ChatFish, an open-source Chinese chatbot trained by fine-tuning Bloom on blendered conversation datasets. This Repo builds Web UI for ChatFish powered by Gradio.
git clone https://github.com/LZYSaltedFish/ChatFish-Chatbot.git
cd ChatFish-Chatbot
pip install -r requirements.txt
cd inference
sh chat.sh
Trained with DeepSpeed-Chat, on 8 16G-V100 GPUs. Full finetuned with ZeRO stage 2, no LoRA.
- Bloom-1b1: base model of ChatFish
- chatfish-1b1-sft: finetuned chatbot model
Data used for training are extracted from the following open-source dataset.

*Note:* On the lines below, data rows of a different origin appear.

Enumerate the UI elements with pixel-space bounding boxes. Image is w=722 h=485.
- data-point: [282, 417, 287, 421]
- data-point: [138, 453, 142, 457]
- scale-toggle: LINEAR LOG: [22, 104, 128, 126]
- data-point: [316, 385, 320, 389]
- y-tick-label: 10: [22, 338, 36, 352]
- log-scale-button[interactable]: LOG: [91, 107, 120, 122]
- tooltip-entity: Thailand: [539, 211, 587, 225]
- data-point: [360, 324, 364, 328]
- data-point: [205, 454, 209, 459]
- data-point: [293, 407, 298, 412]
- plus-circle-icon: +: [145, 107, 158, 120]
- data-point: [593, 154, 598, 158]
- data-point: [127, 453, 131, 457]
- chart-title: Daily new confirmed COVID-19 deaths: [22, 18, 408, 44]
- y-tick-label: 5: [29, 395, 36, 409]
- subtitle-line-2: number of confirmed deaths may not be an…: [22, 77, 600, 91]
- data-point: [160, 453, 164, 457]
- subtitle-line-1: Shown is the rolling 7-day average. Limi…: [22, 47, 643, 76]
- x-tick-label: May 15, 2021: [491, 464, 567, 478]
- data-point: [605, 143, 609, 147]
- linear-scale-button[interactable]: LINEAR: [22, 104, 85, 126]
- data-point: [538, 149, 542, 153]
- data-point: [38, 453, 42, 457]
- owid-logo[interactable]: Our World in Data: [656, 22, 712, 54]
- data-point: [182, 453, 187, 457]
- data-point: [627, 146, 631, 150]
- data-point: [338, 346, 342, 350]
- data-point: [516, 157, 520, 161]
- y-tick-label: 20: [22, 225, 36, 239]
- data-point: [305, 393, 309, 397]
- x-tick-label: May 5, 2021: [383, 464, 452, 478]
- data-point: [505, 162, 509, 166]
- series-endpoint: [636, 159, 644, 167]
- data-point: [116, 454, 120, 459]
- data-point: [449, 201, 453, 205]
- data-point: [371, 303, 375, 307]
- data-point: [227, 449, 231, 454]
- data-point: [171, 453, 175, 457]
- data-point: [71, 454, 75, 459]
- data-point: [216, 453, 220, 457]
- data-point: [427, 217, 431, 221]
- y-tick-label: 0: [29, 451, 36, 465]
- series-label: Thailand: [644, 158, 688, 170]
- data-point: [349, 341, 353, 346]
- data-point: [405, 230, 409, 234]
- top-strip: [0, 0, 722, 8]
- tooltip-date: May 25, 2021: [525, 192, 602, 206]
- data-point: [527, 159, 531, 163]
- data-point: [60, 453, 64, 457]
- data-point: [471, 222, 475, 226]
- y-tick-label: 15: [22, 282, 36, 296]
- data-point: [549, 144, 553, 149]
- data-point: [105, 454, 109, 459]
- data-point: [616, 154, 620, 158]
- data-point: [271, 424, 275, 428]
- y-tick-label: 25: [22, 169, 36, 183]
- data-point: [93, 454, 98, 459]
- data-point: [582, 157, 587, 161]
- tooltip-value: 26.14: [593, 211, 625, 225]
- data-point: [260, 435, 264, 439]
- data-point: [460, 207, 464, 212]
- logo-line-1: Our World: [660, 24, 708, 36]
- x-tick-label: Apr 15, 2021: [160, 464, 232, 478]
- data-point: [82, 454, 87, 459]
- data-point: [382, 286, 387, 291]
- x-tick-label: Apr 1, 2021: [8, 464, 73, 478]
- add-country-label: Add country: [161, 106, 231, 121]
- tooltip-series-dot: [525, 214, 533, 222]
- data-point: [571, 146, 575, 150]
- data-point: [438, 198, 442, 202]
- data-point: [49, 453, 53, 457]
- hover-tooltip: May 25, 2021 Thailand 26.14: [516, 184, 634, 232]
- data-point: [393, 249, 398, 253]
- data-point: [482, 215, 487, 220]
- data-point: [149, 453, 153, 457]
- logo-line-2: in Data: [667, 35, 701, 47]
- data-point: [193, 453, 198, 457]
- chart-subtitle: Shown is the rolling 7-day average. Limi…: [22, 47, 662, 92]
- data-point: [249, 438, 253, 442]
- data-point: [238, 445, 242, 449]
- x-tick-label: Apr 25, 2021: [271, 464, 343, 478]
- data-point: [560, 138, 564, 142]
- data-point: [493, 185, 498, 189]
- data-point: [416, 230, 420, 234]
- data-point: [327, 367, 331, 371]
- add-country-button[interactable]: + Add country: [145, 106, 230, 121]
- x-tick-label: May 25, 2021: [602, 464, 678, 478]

Dataset | Size | Avg turns | Used |
---|---|---|---|
Guanaco | 200K | 2.7 | 66K |
Vicuna-ShareGPT | 6K | 5.9 | 3.5K |
GPT4-LLM | 49K | 1 | 33K |
MOSS-002-SFT | 590K | 2.9 | 211K |
InstructWild | 51K | 1 | 45K |
Instances are simply filtered by rules to meet the requirements of:
- length of response no shorter than 5 tokens.
- total length of query and response no shorter than 128 tokens.
- each query has one and only one response.
- chinese data.
- split multiturn conversation into multiple instances, with history context at the beginning of the query.
name | value |
---|---|
batch_size | 1 |
max_seq_len | 1024 |
lr | 9.65e-6 |
epoch | 15 |
lr_scheduler | cosine |
warm_up | 1000 |
- lack of methematical and complex reasoning ability.
- lack of truthfulness, prone to hallucinations.
- lack of hramlessness.
- chinese only.
- lack of coding ability, the codes generated usually contains errors.